Alcubierre’s ideas were interesting, but Italian physicist Stefano Finazzi and a team of scientists working with him at the International School for Advanced Studies in Trieste, added the mathematics of quantum mechanics to the formula. What they found seems to have put an end to thoughts of space ships ever traveling at warp speeds in space.

Warp drives would become rapidly unstable once superluminal speeds are reached,” Finazzi reports.

The team also used quantum mechanics to study a stress-energy tensor within an alleged spacetime bubble and found that the front wall of such a bubble, traveling at superluminal speed, would be subjected to extreme stress. This implies that even the bubble would be unstable if forced to travel at faster-than-light speeds.

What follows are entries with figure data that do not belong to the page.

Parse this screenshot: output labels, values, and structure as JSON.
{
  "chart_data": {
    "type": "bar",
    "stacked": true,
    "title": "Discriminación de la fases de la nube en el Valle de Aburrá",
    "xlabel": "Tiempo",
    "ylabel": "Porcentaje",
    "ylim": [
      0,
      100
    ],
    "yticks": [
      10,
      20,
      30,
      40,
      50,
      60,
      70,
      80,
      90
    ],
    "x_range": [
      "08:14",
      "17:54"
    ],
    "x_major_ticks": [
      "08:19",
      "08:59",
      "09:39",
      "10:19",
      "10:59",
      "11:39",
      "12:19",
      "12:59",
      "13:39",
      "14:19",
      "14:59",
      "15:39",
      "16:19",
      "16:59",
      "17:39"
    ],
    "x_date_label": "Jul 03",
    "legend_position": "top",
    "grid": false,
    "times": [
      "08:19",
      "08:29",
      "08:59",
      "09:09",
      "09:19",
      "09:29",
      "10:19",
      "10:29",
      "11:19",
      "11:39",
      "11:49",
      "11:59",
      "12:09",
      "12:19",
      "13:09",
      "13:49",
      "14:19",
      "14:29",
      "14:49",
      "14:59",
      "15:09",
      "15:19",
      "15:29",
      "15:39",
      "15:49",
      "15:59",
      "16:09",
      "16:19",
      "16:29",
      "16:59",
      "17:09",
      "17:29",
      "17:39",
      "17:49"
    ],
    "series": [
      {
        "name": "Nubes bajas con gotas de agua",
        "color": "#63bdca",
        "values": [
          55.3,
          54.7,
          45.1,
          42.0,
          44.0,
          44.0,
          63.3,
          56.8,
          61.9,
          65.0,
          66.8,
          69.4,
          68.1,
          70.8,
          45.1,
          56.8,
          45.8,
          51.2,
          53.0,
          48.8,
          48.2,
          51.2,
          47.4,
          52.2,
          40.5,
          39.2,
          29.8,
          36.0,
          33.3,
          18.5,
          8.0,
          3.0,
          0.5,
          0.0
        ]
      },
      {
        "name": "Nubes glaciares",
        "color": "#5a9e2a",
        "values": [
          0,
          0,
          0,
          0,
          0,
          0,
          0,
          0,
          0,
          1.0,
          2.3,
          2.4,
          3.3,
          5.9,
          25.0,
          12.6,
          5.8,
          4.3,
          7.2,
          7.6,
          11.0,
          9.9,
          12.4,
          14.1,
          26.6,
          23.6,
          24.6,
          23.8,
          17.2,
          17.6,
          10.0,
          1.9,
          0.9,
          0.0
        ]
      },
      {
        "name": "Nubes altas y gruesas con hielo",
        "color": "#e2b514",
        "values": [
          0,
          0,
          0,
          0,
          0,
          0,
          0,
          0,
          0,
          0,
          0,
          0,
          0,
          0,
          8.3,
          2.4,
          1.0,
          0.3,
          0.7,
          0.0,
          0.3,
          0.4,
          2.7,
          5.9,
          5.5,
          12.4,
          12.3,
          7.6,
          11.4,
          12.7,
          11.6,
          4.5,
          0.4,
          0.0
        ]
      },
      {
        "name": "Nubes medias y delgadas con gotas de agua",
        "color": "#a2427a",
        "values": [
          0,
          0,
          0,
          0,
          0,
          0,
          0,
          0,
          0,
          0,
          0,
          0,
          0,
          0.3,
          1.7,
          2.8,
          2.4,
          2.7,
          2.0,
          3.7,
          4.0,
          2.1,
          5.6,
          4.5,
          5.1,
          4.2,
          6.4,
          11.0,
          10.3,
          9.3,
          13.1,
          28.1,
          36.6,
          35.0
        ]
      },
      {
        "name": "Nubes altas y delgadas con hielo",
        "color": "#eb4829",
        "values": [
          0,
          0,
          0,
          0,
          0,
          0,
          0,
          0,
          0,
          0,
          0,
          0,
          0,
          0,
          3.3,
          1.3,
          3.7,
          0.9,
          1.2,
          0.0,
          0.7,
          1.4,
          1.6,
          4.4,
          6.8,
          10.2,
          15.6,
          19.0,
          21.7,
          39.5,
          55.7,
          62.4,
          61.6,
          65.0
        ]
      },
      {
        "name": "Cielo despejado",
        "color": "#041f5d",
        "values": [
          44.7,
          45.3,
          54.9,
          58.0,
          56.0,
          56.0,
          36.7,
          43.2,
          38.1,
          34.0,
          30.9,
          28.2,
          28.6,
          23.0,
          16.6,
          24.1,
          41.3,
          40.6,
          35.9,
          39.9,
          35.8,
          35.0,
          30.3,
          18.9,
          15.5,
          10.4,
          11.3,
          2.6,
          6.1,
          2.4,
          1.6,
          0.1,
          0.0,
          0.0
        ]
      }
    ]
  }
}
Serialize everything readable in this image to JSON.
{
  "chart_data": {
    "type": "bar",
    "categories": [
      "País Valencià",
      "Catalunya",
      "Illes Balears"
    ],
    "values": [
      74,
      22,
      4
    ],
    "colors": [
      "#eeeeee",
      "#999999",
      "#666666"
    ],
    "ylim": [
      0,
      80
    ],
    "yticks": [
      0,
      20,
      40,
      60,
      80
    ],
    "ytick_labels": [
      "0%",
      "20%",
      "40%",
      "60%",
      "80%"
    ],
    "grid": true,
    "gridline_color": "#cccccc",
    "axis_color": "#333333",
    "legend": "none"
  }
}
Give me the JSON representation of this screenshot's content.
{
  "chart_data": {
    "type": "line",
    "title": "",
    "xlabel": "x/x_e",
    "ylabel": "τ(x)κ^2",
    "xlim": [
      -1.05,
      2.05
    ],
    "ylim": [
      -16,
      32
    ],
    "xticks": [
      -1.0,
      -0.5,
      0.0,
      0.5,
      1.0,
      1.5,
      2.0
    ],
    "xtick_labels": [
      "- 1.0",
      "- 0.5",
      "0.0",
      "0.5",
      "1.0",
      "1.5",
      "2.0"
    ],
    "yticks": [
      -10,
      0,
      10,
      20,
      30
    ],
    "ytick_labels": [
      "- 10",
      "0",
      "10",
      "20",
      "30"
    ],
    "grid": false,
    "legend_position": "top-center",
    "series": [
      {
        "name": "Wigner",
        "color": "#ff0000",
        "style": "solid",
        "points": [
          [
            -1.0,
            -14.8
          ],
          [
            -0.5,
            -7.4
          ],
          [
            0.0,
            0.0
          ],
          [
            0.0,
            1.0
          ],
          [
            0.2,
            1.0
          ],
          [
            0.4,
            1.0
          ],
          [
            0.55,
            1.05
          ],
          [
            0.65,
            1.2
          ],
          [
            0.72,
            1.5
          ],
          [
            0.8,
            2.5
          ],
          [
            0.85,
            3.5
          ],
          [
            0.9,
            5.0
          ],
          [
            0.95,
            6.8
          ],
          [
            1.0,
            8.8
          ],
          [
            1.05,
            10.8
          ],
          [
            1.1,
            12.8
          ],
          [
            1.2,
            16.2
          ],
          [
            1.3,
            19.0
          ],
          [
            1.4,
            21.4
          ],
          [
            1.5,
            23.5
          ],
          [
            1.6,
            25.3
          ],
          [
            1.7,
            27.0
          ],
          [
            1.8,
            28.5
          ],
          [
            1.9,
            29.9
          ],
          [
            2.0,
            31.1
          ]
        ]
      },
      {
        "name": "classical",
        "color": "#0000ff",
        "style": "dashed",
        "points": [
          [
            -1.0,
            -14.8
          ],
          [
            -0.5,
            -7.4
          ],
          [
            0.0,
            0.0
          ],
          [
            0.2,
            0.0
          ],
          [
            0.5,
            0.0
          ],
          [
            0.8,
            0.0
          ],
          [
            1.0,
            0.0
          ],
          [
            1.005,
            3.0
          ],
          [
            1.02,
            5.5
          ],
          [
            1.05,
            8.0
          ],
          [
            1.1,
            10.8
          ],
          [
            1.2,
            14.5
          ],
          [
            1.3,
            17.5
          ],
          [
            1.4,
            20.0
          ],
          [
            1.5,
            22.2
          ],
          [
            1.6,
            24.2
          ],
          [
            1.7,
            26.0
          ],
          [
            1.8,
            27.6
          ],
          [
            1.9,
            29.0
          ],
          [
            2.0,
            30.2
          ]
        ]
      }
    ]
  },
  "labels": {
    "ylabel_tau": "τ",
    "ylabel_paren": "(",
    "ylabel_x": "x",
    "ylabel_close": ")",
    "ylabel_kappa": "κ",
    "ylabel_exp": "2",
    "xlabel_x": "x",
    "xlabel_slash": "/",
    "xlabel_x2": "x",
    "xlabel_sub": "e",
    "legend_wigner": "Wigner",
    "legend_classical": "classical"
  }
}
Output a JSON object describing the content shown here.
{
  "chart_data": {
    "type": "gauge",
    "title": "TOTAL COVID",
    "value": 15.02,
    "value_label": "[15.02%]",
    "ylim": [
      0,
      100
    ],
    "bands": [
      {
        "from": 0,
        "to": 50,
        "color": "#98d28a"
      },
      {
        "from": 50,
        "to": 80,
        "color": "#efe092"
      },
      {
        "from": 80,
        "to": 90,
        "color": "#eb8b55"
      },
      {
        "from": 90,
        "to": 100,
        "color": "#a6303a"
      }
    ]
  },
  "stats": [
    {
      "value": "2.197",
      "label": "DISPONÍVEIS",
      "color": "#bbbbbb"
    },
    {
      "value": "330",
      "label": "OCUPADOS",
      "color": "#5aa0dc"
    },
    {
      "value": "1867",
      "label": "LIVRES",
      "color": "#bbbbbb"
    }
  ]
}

Thus the Italian team concludes that Alcubierre’s warp drive is impossible.

And that is all the more reason for we humans to get busy now and take steps to not only stop ravaging and polluting our planet, but find ways to rebuild the garden. We cannot afford to listen to the critics spurred on by big business interests and people who prefer to bury their heads in the sand instead of facing reality.